Purpose: CD99 is a cell adhesion molecule associated with human tumors. The aim of the present study was to characterize its role in the development and progression of human gastric adenocarcinoma.
Experimental design: The expression of CD99 was investigated in 283 gastric adenocarcinomas and related lesions and 9 gastric carcinoma cell lines. We also analyzed the methylation status of CD99 gene by using methylation-specific PCR and examined loss of heterozygosity (LOH) of this gene locus by using an intragenic marker. Moreover, we assessed whether SP1, a positive transcription factor for CD99, is expressed in these samples.

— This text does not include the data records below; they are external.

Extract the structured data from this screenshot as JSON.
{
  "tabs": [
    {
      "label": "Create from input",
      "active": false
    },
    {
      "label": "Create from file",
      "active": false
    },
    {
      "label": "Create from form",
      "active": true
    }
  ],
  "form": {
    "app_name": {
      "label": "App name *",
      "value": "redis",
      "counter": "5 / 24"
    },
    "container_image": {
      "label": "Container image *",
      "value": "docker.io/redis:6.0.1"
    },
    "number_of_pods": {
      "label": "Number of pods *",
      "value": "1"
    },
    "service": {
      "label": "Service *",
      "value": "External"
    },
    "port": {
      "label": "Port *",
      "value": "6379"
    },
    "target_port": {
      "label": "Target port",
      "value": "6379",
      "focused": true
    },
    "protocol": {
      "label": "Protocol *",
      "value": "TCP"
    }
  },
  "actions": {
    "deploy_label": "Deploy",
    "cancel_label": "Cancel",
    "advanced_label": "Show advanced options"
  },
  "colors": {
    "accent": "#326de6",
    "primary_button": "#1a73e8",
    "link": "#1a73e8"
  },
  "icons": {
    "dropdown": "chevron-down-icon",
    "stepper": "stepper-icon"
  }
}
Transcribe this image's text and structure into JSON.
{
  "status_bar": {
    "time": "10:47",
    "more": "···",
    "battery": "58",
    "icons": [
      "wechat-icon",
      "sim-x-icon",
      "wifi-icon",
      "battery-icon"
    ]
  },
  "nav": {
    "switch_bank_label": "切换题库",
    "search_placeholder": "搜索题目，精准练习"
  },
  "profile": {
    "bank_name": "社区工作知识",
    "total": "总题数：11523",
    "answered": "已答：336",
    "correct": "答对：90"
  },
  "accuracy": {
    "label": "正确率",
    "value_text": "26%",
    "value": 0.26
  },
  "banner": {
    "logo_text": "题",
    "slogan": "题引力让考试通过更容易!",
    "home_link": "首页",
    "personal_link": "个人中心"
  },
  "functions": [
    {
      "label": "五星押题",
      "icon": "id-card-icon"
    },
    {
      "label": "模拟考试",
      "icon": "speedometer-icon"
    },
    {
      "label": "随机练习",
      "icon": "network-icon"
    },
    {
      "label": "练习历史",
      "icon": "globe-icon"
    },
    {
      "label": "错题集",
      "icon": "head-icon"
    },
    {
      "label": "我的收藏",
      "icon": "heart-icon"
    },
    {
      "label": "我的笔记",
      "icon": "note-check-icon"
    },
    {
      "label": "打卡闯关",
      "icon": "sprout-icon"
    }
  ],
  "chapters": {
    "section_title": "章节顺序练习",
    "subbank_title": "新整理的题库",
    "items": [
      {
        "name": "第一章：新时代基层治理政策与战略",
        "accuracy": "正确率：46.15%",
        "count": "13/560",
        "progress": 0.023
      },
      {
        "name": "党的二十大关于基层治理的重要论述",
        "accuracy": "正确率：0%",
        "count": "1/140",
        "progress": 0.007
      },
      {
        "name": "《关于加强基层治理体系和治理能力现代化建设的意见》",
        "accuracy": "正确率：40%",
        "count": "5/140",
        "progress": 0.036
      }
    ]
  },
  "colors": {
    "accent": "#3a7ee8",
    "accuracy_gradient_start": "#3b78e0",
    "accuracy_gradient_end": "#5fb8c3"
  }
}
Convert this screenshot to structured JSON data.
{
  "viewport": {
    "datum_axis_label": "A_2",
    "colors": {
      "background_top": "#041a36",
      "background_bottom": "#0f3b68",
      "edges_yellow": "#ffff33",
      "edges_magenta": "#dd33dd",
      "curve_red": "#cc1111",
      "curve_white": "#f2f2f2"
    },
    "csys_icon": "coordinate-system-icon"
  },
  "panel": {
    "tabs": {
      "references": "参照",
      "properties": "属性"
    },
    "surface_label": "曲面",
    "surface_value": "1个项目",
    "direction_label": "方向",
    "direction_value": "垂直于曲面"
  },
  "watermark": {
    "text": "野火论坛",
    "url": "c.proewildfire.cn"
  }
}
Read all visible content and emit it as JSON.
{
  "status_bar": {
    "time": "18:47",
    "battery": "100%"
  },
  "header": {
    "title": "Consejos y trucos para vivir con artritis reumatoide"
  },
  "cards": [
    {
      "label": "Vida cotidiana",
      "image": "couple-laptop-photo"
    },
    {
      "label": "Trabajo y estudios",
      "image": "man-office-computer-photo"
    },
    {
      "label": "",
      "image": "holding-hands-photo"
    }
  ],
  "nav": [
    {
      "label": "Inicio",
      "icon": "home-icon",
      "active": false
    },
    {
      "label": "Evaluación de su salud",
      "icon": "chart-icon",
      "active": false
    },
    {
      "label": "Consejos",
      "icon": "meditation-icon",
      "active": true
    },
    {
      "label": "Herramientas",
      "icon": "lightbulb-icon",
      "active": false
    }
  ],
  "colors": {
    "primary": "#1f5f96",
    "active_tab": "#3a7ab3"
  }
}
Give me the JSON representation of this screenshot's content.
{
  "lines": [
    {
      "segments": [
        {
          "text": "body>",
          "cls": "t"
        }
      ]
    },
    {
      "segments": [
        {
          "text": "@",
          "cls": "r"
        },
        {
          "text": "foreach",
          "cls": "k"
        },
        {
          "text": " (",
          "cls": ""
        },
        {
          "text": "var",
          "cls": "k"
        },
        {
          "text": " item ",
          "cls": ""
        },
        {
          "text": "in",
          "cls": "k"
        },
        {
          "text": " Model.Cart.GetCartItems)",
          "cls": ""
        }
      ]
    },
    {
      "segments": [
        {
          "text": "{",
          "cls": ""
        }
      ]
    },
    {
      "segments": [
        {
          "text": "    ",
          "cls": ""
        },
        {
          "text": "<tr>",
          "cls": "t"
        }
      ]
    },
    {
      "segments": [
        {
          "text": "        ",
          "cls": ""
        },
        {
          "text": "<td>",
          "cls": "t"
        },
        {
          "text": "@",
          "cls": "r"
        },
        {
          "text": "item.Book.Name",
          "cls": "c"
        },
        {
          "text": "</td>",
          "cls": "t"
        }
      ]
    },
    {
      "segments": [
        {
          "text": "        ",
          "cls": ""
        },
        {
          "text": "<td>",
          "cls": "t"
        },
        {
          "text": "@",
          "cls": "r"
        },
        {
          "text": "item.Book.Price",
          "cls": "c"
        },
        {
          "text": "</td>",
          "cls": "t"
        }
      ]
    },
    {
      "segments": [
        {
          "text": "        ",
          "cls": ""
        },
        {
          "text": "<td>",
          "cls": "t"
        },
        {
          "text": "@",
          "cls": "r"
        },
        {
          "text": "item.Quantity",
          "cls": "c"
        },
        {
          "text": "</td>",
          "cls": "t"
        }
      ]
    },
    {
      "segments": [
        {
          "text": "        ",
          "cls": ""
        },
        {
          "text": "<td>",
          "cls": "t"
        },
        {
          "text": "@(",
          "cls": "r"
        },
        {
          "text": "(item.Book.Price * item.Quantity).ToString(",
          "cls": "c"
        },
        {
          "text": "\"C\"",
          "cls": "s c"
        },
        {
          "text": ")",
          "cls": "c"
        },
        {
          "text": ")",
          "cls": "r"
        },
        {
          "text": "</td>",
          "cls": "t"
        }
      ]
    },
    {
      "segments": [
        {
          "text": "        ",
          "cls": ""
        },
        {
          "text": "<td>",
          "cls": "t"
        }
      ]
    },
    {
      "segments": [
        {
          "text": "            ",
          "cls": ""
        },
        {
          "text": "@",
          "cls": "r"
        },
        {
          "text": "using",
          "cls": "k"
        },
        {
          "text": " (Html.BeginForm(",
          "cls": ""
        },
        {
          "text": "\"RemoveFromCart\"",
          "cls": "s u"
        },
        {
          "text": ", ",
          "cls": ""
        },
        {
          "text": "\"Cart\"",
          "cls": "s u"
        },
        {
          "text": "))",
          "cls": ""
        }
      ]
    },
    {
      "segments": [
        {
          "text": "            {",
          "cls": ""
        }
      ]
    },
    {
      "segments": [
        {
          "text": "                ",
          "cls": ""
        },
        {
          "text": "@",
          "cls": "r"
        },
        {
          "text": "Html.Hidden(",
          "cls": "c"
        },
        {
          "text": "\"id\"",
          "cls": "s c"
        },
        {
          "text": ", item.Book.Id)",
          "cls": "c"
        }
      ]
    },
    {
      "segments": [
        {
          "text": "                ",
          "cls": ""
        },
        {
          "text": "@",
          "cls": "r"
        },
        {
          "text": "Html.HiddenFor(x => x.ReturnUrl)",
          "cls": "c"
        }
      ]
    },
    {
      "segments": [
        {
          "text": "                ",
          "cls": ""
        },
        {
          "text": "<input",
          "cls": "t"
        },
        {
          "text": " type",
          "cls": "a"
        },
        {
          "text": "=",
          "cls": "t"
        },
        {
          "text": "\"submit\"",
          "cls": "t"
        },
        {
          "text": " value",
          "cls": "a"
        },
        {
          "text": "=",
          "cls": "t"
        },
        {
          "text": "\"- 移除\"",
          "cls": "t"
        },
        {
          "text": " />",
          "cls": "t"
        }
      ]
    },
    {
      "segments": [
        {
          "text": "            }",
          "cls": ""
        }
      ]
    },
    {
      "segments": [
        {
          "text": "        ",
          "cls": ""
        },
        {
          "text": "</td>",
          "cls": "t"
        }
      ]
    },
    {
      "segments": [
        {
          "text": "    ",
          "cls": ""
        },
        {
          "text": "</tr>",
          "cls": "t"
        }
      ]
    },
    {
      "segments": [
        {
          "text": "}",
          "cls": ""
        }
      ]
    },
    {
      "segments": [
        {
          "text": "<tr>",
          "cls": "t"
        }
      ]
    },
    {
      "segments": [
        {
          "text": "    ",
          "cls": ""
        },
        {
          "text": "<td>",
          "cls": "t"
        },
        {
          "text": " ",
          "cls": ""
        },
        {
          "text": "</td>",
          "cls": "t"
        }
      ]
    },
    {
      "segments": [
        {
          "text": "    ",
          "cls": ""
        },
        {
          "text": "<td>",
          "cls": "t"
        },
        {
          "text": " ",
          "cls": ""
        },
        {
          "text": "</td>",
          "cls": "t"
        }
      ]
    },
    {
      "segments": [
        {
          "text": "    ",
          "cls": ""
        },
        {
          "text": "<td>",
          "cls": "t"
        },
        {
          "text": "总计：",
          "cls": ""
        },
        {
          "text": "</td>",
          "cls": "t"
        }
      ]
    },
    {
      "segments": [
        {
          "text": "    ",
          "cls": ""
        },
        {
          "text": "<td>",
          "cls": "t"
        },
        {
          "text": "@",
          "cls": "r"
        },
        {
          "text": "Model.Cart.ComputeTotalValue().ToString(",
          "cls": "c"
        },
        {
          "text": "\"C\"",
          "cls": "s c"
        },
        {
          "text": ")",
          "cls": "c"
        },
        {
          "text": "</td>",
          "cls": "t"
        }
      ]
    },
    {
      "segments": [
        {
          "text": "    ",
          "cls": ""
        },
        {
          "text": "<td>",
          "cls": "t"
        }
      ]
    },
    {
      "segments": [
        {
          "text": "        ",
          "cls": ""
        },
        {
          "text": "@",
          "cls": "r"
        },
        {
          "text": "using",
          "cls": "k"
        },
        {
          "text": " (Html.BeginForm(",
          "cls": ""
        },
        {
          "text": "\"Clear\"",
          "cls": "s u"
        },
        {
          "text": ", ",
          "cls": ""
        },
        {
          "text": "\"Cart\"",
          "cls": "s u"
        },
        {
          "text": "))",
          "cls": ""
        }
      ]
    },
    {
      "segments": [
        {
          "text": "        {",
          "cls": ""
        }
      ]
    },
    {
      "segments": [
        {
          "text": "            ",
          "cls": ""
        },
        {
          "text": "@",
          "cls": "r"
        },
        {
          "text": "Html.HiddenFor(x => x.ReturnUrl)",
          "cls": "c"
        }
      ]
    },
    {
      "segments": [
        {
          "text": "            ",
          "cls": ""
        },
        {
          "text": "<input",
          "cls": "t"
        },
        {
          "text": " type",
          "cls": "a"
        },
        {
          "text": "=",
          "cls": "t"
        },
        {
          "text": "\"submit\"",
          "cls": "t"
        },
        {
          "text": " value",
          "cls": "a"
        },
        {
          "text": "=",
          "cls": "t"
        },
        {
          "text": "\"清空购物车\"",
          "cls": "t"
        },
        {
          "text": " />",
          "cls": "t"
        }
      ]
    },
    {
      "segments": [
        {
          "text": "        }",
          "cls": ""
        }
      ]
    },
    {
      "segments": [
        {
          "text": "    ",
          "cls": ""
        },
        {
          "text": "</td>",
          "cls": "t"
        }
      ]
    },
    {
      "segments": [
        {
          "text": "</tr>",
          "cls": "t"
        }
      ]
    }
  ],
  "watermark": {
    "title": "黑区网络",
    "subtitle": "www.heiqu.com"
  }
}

Results: We found that the decreased expression of CD99 was strongly associated with poor survival and unfavorable clinicopathologic variables. Promoter region methylation (15 of 89, 16.9%) and LOH (21 of 74, 28.4%) were observed and significantly associated with CD99 down-regulation (P<0.05). In addition, most of the gastric adenocarcinoma cases with CD99 down-regulation had reduced expression of SP1 (47 of 103, 45.6%; P<0.01). This relationship between CD99 and SP1 was consolidated by using SP1 small interfering RNA transfection experiment and CD99 promoter luciferase assay. Furthermore, we showed that CD99 down-regulation was associated with proliferation and migration in gastric carcinoma cell line.
Conclusion: These observations suggest that CD99 down-regulation is a critical event in the progression of gastric adenocarcinoma, and CD99 promoter methylation, CD99 LOH, and SP1 down-regulation were responsible for the down-regulation of CD99.